Penelitian Angraini (2006) menggunakan ekstrak propolis lebah Trigona spp asal Pandeglang dapat menghambat pertumbuhan B. subtilis dan S. aureus pada konsentrasi 0.78% dan 0.39% dengan diameter zona bening 6.450 mm dan 6.142 mm.

Angraini (2006) menduga senyawa aktif dari propolis menghambat pertumbuhan S. aureus dengan cara menempel pada asam teikoat penyusun membran sitoplasma karena asam teikoat bermuatan negatif. Permukaan membran sitoplasma dapat menarik senyawa aktibakteri yang bersifat polar seperti tanin dan flavonoid (Lay & Hastowo 1992).
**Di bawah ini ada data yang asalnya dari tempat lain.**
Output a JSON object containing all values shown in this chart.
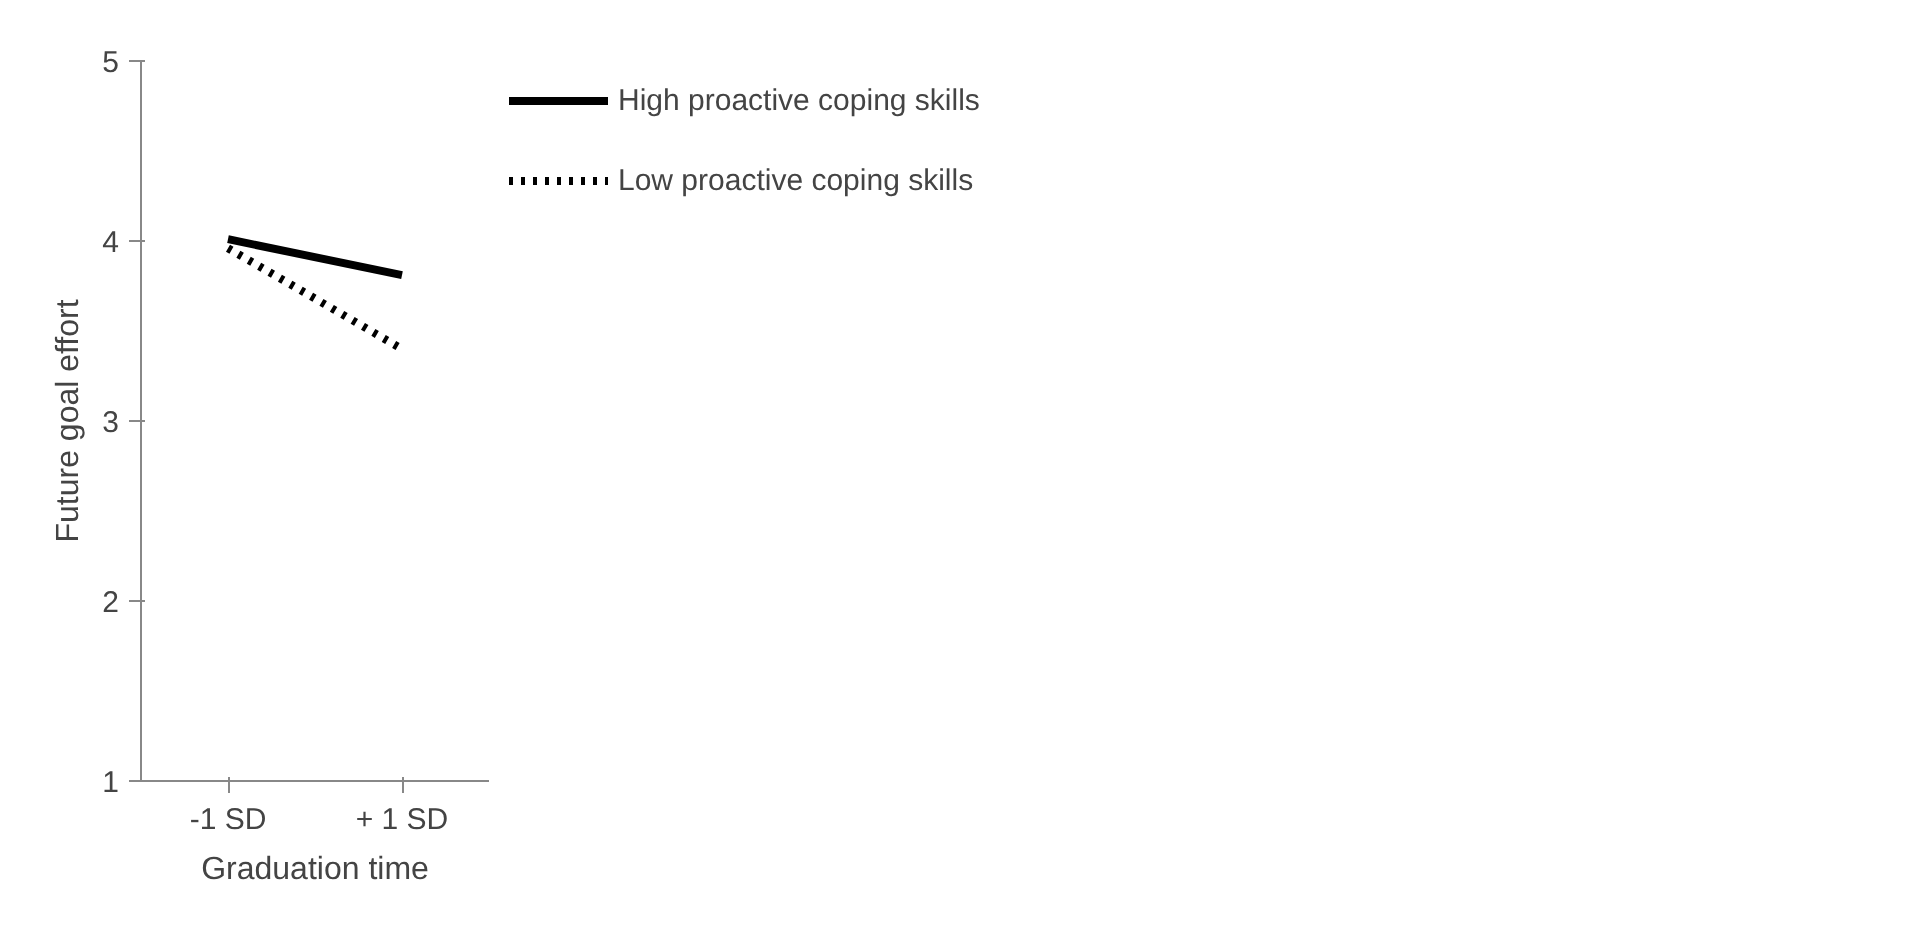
{
  "chart_data": {
    "type": "line",
    "xlabel": "Graduation time",
    "ylabel": "Future goal effort",
    "categories": [
      "-1 SD",
      "+ 1 SD"
    ],
    "series": [
      {
        "name": "High proactive coping skills",
        "color": "#000000",
        "values": [
          4.01,
          3.81
        ],
        "line_style": "solid"
      },
      {
        "name": "Low proactive coping skills",
        "color": "#000000",
        "values": [
          3.96,
          3.4
        ],
        "line_style": "dotted"
      }
    ],
    "ylim": [
      1,
      5
    ],
    "yticks": [
      1,
      2,
      3,
      4,
      5
    ],
    "grid": false,
    "legend": "right",
    "marker": "none"
  }
}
Penyusun utama dinding sel S. aureus adalah peptidoglikan, ribotol, asam teikoat, dan protein A. Protein A berperan sebagai antifagosit yang akan mencegah antibakteri masuk ke dalam sel (Lay & Hastowo 1992). KHTM Bakteri Gram egatif

Nanopropolis memiliki KHTM 0.15% terhadap Escherichia coli dengan diameter zona bening 7.25 mm. KHTM nanopropolis terhadap Salmonella sp sebesar 0.313% dengan diameter zona bening 2.66 mm. KHTM Escherichia coli yang diperoleh Angraini (2006) menggunakan ekstrak propolis Trigona spp asal Pandeglang sebesar 0.7812% dengan diameter zona bening 6.042 mm. KHTM ekstrak propolis Trigona spp asal Pandeglang terhadap Salmonella sp sebesar 1.04% dengan diameter zona bening 1.62 mm (Tukan 2008). Khismatullina (2005) dalam Angraini (2006) menyatakan bahwa penambahan ekstrak propolis dapat menambah efek antibiotik E. coli. Propolis bersifat bakteriostatik secara in vitro pada kultur Eschericia coli (Woo 2005).
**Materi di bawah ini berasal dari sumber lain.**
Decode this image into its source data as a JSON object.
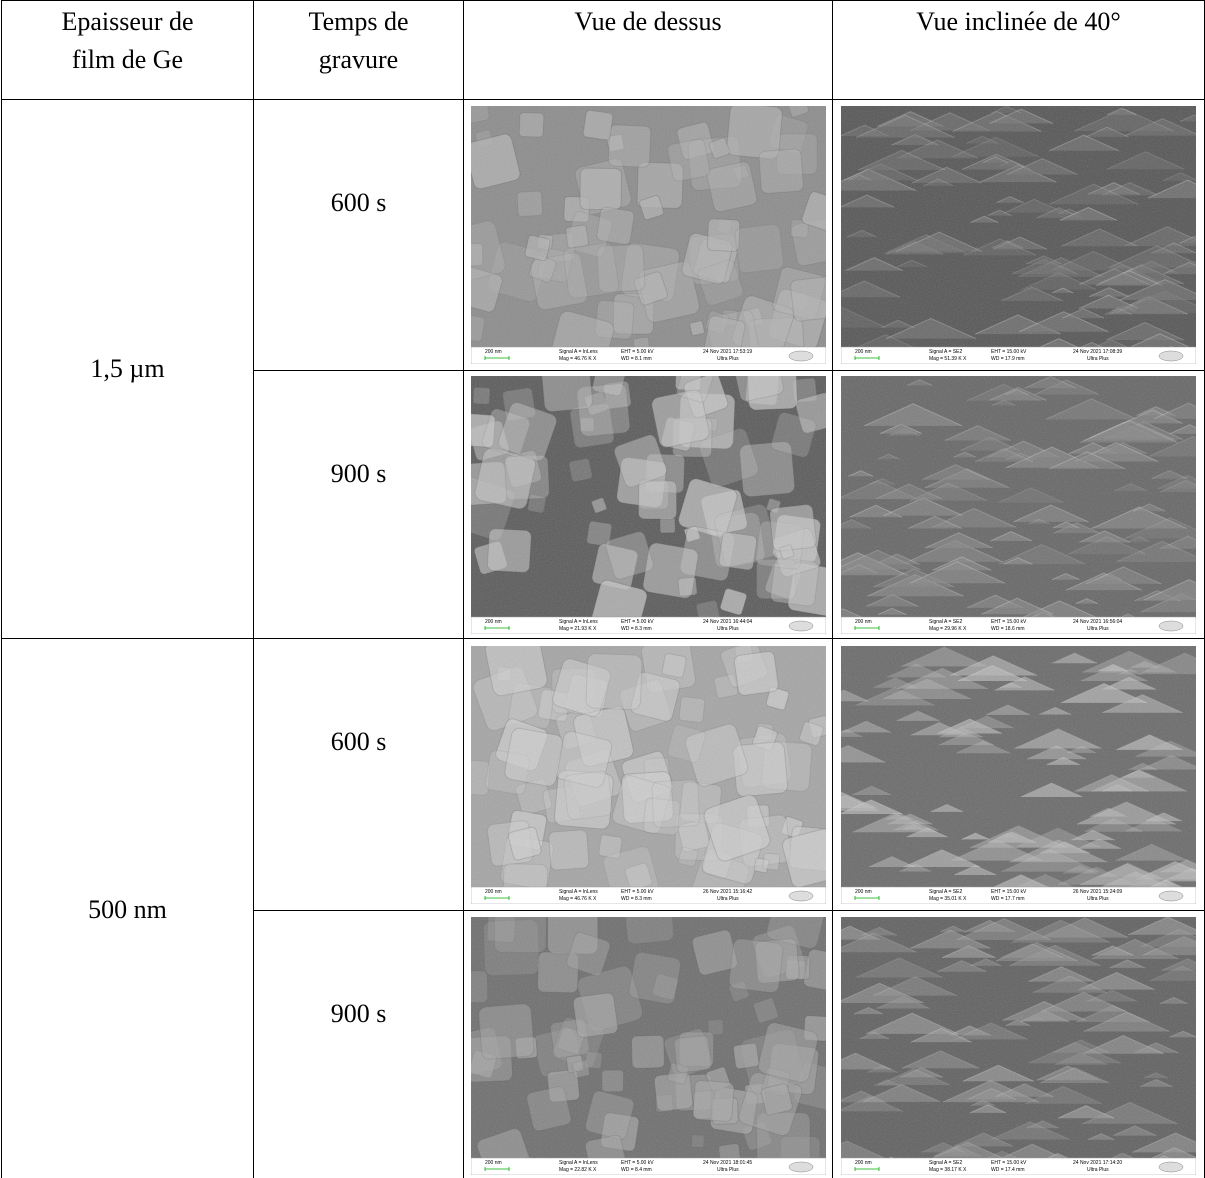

Tukan (2008) menduga bahwa propolis berperan seperti polimiksin atau streptomiksin. Polimiksin mampu menghancurkan dinding bakteri Gram negatif pada khususnya. Polimiksin berinteraksi kuat dengan fosfolipid membran sel, mengakibatkan kehilangan kontrol osmotik, sehingga terjadi kebocoran ion K+ dan komponen vital bakteri lainnya. Penetrasinya ke dalam menjadi mudah dan merusak struktur membran sel. Kerja antibiotik jenis ini adalah merusak membran sel setelah

bereaksi dengan fosfat pada fosfolipid membran sel (Simanjuntak2005 dalam Tukan 2008).